To run or debug an application in IntelliJ Idea the provided dependencies can be included to the class path in the “Run|Edit Configurations” window.

Using flink-shaded-hadoop-2-uber jar for resolving dependency conflicts (legacy)

Warning: Starting from Flink 1.11, using flink-shaded-hadoop-2-uber releases is not officially supported by the Flink project anymore. Users are advised to provide Hadoop dependencies through HADOOP_CLASSPATH (see above).

The Flink project used to (until Flink 1.10) release Hadoop distributions for specific versions, that relocate or exclude several dependencies to reduce the risk of dependency clashes. These can be found in the Additional Components section of the download page. For these versions it is sufficient to download the corresponding Pre-bundled Hadoop component and putting it into the /lib directory of the Flink distribution.

If the used Hadoop version is not listed on the download page (possibly due to being a Vendor-specific version), then it is necessary to build flink-shaded against this version. You can find the source code for this project in the Additional Components section of the download page.

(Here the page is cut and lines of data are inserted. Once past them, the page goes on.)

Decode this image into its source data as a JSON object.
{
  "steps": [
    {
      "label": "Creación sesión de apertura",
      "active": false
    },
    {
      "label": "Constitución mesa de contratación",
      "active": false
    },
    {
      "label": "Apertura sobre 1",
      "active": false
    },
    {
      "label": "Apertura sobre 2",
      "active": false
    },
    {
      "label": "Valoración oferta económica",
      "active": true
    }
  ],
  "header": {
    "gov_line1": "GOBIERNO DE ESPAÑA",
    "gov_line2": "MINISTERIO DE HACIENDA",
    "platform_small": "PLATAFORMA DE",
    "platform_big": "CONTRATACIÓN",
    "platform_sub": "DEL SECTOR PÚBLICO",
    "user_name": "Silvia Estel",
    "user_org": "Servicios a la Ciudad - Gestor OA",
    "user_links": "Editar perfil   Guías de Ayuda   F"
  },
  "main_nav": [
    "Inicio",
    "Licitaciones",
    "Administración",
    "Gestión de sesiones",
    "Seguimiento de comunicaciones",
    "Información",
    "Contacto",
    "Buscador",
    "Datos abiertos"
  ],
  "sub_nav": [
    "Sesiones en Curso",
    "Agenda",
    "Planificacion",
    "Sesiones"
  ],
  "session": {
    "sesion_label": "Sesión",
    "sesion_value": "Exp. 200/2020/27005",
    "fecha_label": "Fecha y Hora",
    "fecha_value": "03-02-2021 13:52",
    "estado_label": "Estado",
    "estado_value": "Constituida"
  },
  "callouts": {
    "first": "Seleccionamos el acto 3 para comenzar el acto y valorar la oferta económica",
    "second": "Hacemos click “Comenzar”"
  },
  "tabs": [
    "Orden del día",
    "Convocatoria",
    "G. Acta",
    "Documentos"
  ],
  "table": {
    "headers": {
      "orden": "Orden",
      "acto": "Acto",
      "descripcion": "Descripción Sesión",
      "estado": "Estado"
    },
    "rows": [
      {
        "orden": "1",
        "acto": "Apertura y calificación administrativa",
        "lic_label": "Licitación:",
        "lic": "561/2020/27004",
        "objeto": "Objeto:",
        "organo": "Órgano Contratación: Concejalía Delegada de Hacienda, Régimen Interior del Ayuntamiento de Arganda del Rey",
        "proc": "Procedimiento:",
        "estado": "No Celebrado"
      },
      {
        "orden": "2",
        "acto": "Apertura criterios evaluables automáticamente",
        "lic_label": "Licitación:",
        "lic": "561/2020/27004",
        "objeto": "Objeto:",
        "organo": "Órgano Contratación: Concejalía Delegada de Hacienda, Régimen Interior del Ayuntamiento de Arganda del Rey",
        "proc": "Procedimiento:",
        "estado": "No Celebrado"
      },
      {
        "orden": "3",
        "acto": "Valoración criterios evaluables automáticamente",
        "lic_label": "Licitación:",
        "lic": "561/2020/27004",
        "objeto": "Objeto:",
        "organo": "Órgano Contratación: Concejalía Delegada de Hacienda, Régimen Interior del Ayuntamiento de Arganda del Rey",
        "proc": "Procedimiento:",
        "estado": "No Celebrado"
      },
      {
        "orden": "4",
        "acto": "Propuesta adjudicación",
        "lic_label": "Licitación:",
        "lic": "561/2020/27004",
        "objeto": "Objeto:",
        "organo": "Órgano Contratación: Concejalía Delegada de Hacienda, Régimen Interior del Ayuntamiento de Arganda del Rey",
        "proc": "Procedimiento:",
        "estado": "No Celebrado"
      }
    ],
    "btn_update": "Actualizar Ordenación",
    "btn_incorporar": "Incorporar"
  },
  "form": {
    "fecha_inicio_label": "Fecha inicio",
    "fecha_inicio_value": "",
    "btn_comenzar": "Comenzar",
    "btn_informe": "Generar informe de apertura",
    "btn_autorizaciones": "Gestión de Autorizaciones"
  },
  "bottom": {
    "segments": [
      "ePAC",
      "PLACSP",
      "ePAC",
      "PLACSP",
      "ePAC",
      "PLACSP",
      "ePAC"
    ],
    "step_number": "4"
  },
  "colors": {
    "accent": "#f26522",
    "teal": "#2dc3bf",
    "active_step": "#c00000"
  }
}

Note If you want to build flink-shaded against a vendor specific Hadoop version, you first have to configure the vendor-specific maven repository in your local maven setup as described here.

Run the following command to build and install flink-shaded against your desired Hadoop version (e.g., for version 2.6.5-custom):

mvn clean install -Dhadoop.version=2.6.5-custom

After this step is complete, put the flink-shaded-hadoop-2-uber jar into the /lib directory of the Flink distribution.